I haven't found wikipedia to be very reliable when it comes to nitty gritty stuff (like bleeding edge video tech specs). All of the codecs can do VBR encoding and 2 hours of 720p24 content isn't going to take up as much room as 2 hours of 1080p24 so sweeping statements like, "X hours of HD will take up X number of gigs" are pointless w/o defining all the the probable variables. Frame rate, resolution, codec and bit rate are all gonna factor in to how much footage you can fit onto a disc. 4hrs per 25gig layer means about 6.25gigs per hour. Assuming this is correct how did MS use it's VC-1 codec to fit T2 on a 8gig disc?

But the graphics weren't what killed the Dreamcast. It had a good launch, but Sony quickly announced the PS2 would have backward compatability with the PSX and that it would be capable of playing DVDs, and it was those two facet which kept further customers away.
Agreed. I was just pointing that just because console X uses a medium w/greater storage capacity doesn't mean that said console will have better gfx.


Lethal
 
pseudobrit said:
25 GB (one layer of Blu-ray and nearly 2 layers of an HD-DVD) holds about 4 hours of HD video.

And backing up 200GB onto a cheap (per GB) optical disc.
1) I have no idea how they get such a low figure for that, because everywhere I've seen HD movies in practice, they're a lot more compressed than a 6GB/hr.
2) And spending a lot more on buying a new burner every backup. That's one real problem with BD-ROM - they can't get lasers to survive more than one or two burns (not a problem for mass production, but for the general public, this is a bit of a downer)
 
clayj said:
Perhaps they'll release an HD-DVD version of Halo 3, on one disc instead of four, to spur on sales of the external HD-DVD drive?

Oh, and EVERY game console has its problems when it makes its way into the Real World.

Unless M$ lied, they won't ever release ANY games on HD-DVD as to not alienate any 360 owners.

And I totally agree that, yes, most consoles DO have problems when they first launch. From all the news sites I've read though, the 360 has a MUCH higher percentage of issues. Honestly, they just wanted to be the first out, and they rushed it. They REALLY should have just took a few more months and launched with a better power cinder-block and HD-DVD.
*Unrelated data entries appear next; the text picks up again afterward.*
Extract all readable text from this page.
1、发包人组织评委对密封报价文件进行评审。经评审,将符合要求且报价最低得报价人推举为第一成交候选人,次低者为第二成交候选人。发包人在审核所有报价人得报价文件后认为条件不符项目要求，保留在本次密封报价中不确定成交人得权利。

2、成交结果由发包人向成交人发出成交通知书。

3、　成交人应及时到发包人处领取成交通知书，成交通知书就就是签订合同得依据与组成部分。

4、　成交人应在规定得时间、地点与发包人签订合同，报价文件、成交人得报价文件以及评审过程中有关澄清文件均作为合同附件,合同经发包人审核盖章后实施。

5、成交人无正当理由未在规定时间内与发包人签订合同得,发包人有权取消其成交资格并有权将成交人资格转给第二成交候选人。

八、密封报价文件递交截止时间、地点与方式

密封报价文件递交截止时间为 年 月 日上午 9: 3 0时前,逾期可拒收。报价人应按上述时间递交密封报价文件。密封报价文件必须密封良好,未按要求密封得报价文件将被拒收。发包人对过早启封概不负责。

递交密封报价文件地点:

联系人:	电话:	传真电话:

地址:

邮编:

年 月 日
I was in Circuit city yesterday and played COD2 and I have to be honest. I was not impressed. Yes, the graphics were better and yes I realize that the games will get MUCH better as developers get used to the system, but for right now, I am VERY glad I did not pre-order. I will say that I cannot wait to see what they can do with the other cores once they get the development down.